L’introduction de l’espèce Tilapia du Nil Oreochromis niloticus et l’hybride
O. niloticus × O. mossambicus à l’inverse des autres espèces, sont mentionné comme un
succès dans le pays. Ces poissons font l’objet d’élevage dans les zones sahariennes et semiarides. Cependant, plusieurs chercheurs dans le domaine rapportent que l’empoissonnement
des plans d’eaux par de nouvelles espèces présente un danger potentiel sur la faune
autochtone par l’arrivée de germes pathogènes, en particuliers les parasites.
En effet, le parasitisme est parmi les processus évolutifs responsables de la diversité et
de l’organisation du monde vivant. Non seulement il concerne tous les êtres vivants (en tant
qu’hôtes ou parasites) (Price, 1980), mais il est source de pression sélective pour chacun des
deux partenaires (Cousteau, 1991). Par ailleurs, le parasite qui ne peut vivre sans hôtes
constitue par définition l’un des facteurs de l’individu hôte, puisqu’il se développe à ses
dépends (Price, 1980). Toutefois, le parasite exerce une pression sur l’espèce hôte, bien
entendu, en sa fécondité, son état physiologique et son immunité (Bouletreau, 1986 in
Coustau, 1991).
Les poissons, tout comme les vertébrés, possèdent un système immunitaire complexe.

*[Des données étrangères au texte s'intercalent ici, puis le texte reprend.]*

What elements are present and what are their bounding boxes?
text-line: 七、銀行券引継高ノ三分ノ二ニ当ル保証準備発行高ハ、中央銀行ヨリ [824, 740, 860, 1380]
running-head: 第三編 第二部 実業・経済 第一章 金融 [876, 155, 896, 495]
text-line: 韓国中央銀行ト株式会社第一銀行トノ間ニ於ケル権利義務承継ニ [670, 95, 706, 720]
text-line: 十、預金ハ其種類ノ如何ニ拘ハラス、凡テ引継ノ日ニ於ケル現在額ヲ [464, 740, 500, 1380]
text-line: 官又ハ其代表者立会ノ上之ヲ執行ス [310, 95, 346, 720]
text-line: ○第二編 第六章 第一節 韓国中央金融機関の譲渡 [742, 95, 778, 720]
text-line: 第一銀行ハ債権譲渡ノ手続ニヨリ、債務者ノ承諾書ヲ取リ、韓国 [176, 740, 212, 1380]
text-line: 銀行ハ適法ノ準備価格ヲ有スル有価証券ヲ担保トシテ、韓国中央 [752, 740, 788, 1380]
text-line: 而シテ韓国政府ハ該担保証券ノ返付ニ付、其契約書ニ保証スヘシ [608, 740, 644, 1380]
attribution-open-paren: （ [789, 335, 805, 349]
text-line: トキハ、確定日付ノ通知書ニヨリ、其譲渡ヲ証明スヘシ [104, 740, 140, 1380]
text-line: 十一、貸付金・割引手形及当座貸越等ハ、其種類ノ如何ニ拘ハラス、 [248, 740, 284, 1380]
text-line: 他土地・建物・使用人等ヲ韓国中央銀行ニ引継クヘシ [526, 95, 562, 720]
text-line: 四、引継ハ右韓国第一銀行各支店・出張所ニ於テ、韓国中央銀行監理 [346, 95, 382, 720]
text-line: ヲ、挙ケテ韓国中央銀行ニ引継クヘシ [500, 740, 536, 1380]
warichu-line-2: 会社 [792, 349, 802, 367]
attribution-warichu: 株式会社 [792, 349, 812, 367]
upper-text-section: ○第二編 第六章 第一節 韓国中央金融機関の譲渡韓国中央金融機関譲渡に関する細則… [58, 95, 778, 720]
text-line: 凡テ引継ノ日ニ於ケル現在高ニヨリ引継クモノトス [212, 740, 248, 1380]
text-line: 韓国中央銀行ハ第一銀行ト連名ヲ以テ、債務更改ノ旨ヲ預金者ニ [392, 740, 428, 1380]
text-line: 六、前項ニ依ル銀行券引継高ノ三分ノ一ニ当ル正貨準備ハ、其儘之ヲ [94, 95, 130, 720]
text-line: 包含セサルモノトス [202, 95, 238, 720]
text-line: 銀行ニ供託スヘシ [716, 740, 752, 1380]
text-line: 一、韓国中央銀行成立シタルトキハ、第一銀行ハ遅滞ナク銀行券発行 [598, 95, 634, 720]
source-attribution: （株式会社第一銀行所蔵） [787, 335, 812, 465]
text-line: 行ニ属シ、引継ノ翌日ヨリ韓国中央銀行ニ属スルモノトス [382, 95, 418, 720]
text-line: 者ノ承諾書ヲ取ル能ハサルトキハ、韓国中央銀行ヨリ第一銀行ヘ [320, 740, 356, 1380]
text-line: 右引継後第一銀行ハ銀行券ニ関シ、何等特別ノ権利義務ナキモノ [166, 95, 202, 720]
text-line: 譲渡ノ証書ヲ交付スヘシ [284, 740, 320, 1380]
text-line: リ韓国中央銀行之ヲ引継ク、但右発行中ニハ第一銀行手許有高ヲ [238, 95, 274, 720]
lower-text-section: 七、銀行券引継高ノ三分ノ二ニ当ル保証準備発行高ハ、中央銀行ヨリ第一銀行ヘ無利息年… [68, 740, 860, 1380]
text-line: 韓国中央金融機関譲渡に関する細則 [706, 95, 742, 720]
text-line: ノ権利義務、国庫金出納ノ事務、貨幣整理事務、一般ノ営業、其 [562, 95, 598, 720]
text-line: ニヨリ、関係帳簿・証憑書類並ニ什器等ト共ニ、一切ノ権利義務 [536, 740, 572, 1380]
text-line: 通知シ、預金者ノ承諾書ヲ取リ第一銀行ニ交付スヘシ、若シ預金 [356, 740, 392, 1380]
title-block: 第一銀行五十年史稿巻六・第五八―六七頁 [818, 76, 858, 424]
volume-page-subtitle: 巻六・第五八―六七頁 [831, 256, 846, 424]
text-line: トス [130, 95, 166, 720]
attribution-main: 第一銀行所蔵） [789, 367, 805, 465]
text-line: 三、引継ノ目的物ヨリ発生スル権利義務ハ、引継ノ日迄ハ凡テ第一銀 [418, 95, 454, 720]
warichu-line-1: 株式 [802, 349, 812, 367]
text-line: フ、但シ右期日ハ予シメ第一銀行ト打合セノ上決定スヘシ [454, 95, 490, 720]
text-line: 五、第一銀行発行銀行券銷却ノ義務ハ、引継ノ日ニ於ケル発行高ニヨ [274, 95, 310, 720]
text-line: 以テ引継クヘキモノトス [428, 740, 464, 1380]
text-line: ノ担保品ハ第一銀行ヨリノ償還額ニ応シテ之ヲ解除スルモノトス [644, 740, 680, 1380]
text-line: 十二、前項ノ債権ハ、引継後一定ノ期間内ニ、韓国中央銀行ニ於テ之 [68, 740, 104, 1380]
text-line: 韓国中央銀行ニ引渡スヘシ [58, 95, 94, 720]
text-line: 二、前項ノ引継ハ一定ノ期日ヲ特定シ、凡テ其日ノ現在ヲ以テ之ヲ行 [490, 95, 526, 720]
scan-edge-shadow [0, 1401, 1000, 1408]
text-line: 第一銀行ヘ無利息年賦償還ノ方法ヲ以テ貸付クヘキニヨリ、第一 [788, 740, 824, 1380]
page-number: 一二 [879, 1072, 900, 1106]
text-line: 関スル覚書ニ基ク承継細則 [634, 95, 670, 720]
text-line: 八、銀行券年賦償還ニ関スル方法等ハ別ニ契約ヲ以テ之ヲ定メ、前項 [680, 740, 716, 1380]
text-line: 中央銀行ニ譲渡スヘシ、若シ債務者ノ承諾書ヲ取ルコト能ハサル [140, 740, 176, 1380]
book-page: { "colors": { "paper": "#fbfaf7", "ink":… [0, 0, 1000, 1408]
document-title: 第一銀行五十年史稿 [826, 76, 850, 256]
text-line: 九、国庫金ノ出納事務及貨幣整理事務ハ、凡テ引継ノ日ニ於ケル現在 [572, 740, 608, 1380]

Ces dernières décennies, les connaissances dans ce domaine chez les téléostéens ont fait
d’énormes progrès grâce aux techniques d’investigations modernes et à l’intensification des
recherches. L’objectif recherché est l’amélioration de la qualité des productions aquacoles
pour la consommation humaine (Zaccone et al., 2009 in Meunier, 2010). Les recherches sur
les poissons ont pris exemple sur celles qui étaient menées chez les mammifères. Les résultats
acquis aujourd’hui montrent des différences significatives avec les données obtenues chez les
vertébrés homéothermes.
Par ailleurs, certaines espèces de téléostéens se sont avérés des modèles biologiques
très performants pour l’étude de différents aspects de l’immunologie. Les principaux travaux
sont menés sur des espèces d’intérêt aquacole (truite et saumon, bar, dorade, turbot, tilapia,
poisson chat, …etc.) ainsi que sur d’autres modèles comme le poisson rouge (Zaccone et al.,
2009 in Meunier, 2010).
En effet, plusieurs pathologies ont été signalées chez cette espèce au sein des élevages
au niveau des fermes aquacoles du pays (R. Belaribi, 2008 ; I. Ayeche et N. Djelloudi, 2010).
Les germes pathogènes responsables de ce déséquilibre étaient facilement détectés par les
scientifiques lors de leurs recherches et ce, sur demande des éleveurs. L’influence de ces
germes sur l’aspect physiologique et immunitaire n’a jamais été prise en considération. De ce
fait, notre étape de recherche peut être considérée comme unique dans le pays.
Le présent mémoire a pour objectif d’étudier l’interaction chez le Tilapia entre les
différents facteurs physiologiques, et l’influence de la présence des parasites sur le
phénomène d’élevage tout en soulignant l’aspect hématologique. Le choix du matériel
biologique fut motivé par l’immense intérêt économique et social envers le Tilapia.
Notre étude comprend les parties suivantes :
La première partie est consacrée aux généralités
La deuxième partie est réservée à la méthodologie et aux matériels utilisés
Les résultats obtenus sont rapportés dans la troisième partie du mémoire ;
La quatrième partie présente les interprétations des résultats obtenus ;
En fin, nous achevons ce modeste travail par une conclusion générale.